The durability of these cinnamon sticks, as well as their cut size, makes them favorites for aromatic crafts, or as both decorative and flavor-inducing stirrers for fall or festive drinks. The addition of cinnamon's spicy aroma is heady, and never fails to evoke warm, sweet treats.
QUICK INFO
cinnamon sticks , 2 3/4" quills
PLANT PART
inner bark
PROCESSING / FORM
2 3/4" quills
BOTANICAL NAME
Cinnamomum cassia
VOLUME
1.2 oz (34 g) per 1/2 cup
ORIGIN
Indonesia
BOTANICAL NAME
Cinnamomum cassia
AKA
cassia cinnamon
cassia
Most forms of cassia cinnamon are harvested from the inner bark of Cinnamomum cassia, an evergreen tree species.

Harvesting is done twice a year after a heavy rain from mature trees. Branches are chopped, and sometimes entire trees felled; this process (called coppicing) will allow new shoots to sprout from the stump for a few generations thus ensuring future crops. In Indonesia this is often a second income for local farmers.
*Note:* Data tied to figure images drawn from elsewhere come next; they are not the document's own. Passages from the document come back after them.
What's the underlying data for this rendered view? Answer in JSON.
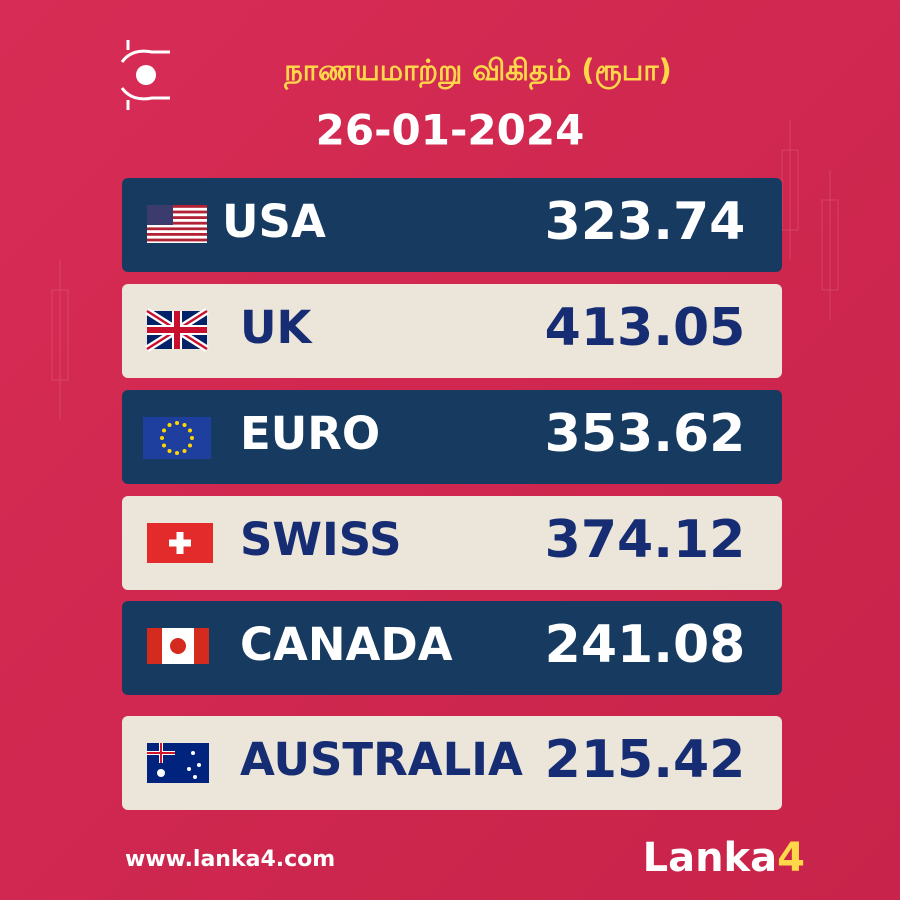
{
  "header": {
    "title": "நாணயமாற்று விகிதம் (ரூபா)",
    "date": "26-01-2024"
  },
  "table": {
    "rows": [
      [
        "USA",
        "323.74"
      ],
      [
        "UK",
        "413.05"
      ],
      [
        "EURO",
        "353.62"
      ],
      [
        "SWISS",
        "374.12"
      ],
      [
        "CANADA",
        "241.08"
      ],
      [
        "AUSTRALIA",
        "215.42"
      ]
    ]
  },
  "footer": {
    "website": "www.lanka4.com",
    "brand": [
      "Lanka",
      "4"
    ]
  }
}
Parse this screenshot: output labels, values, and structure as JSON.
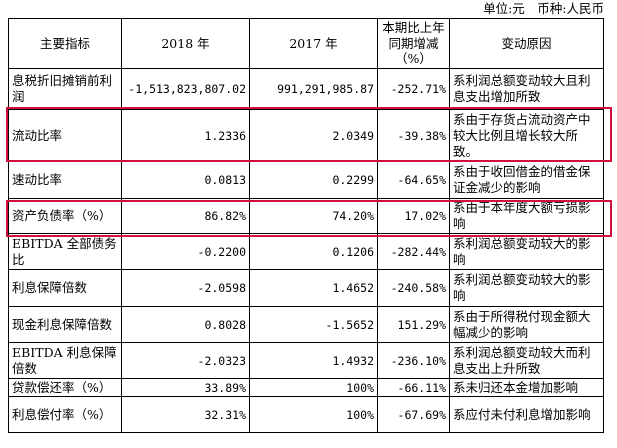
{
  "unit_line": "单位:元　币种:人民币",
  "table": {
    "headers": [
      "主要指标",
      "2018 年",
      "2017 年",
      "本期比上年同期增减（%）",
      "变动原因"
    ],
    "rows": [
      {
        "indicator": "息税折旧摊销前利润",
        "y2018": "-1,513,823,807.02",
        "y2017": "991,291,985.87",
        "change": "-252.71%",
        "reason": "系利润总额变动较大且利息支出增加所致"
      },
      {
        "indicator": "流动比率",
        "y2018": "1.2336",
        "y2017": "2.0349",
        "change": "-39.38%",
        "reason": "系由于存货占流动资产中较大比例且增长较大所致。"
      },
      {
        "indicator": "速动比率",
        "y2018": "0.0813",
        "y2017": "0.2299",
        "change": "-64.65%",
        "reason": "系由于收回借金的借金保证金减少的影响"
      },
      {
        "indicator": "资产负债率（%）",
        "y2018": "86.82%",
        "y2017": "74.20%",
        "change": "17.02%",
        "reason": "系由于本年度大额亏损影响"
      },
      {
        "indicator": "EBITDA 全部债务比",
        "y2018": "-0.2200",
        "y2017": "0.1206",
        "change": "-282.44%",
        "reason": "系利润总额变动较大的影响"
      },
      {
        "indicator": "利息保障倍数",
        "y2018": "-2.0598",
        "y2017": "1.4652",
        "change": "-240.58%",
        "reason": "系利润总额变动较大的影响"
      },
      {
        "indicator": "现金利息保障倍数",
        "y2018": "0.8028",
        "y2017": "-1.5652",
        "change": "151.29%",
        "reason": "系由于所得税付现金额大幅减少的影响"
      },
      {
        "indicator": "EBITDA 利息保障倍数",
        "y2018": "-2.0323",
        "y2017": "1.4932",
        "change": "-236.10%",
        "reason": "系利润总额变动较大而利息支出上升所致"
      },
      {
        "indicator": "贷款偿还率（%）",
        "y2018": "33.89%",
        "y2017": "100%",
        "change": "-66.11%",
        "reason": "系未归还本金增加影响"
      },
      {
        "indicator": "利息偿付率（%）",
        "y2018": "32.31%",
        "y2017": "100%",
        "change": "-67.69%",
        "reason": "系应付未付利息增加影响"
      }
    ]
  },
  "highlight_color": "#d0103a"
}
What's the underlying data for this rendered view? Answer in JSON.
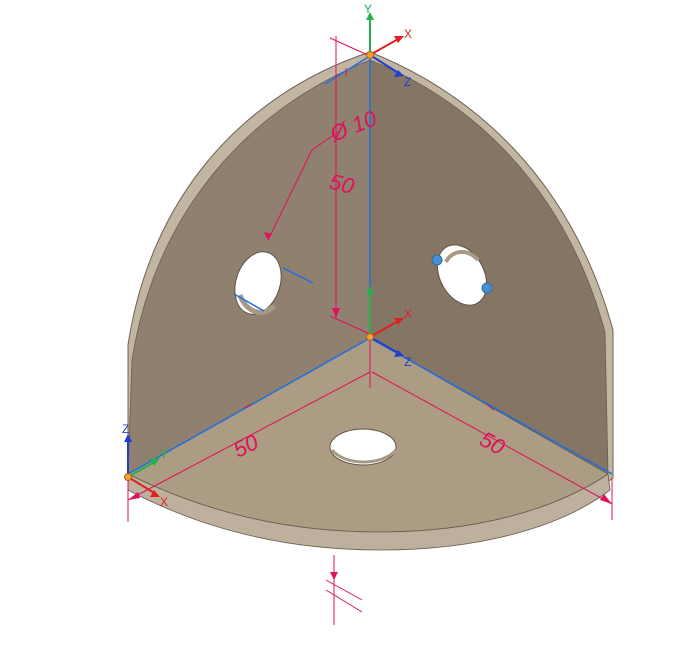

The outer bark is peeled away to reveal the aromatic inner bark below. Sometimes the branch is beaten with a mallet to loosen bark layers first. The inner bark is processed immediately after harvesting while it is still wet and pliable. naturally curls as it dries into sticks called quills.
CONFUSIONS

A collection of cassias
Broadly speaking there are two types of cinnamon that we use in America: Ceylon cinnamon and cassia cinnamon. The most common is cassia, which itself can be divided into three different kinds depending on origin: Korintje from Indonesia (Cinnamomum burmannii), Saigon from Vietnam (Cinnamomum loureiroi), and somewhat confusingly, cassia from China (Cinnamomum cassia). These three are largely similar enough in taste and aroma that they have been roughly grouped under the name cassia.

Also known as
It's worth noting, that matters are further confused as these three cassias might go by different common name monikers; Korintje can be called Indonesian cinnamon, Saigon can be called Vietnamese cinnamon or Vietnamese cassia; and cassia can be called Chinese cinnamon.

Cinnamon truths
The other main type of cinnamon is Cinnamomum verum called Ceylon cinnamon, true cinnamon, or sometimes Mexican cinnamon. It is what is primarily sold in Europe and in Mexico (as canela) for cinnamon. It is more a more subtle and will yield a different taste if substituted. It is more expensive than the cassia types and is marked for having a very low coumarin content.

USAGE HINT

Cinnamon is a well-known addition to sweet holiday beverages, but it can also work with savory dishes. Simmering cinnamon sticks in soups or sauces adds a warm complexity to your dish. Try adding a stick to the coconut milk when preparing curry dishes.

QUICK FACT

From antiquity through the middle ages mythical stories were told and mystery was cultivated around the origins and production of cinnamon. These tales were meant to obfuscate and protect the source of the revered spice, but they also enhanced its exoticism.

An Arabian cinnamon bird, Cinnamologus, is mentioned in one of Aristotle's works of natural history as a bird that built its nest from cinnamon it had gathered from far flung and unknown environs. The cinnamon nest was balanced on slender branches of tall trees, and to harvest the cinnamon sticks locals would shoot the nests from their perches with leaden-tipped arrows.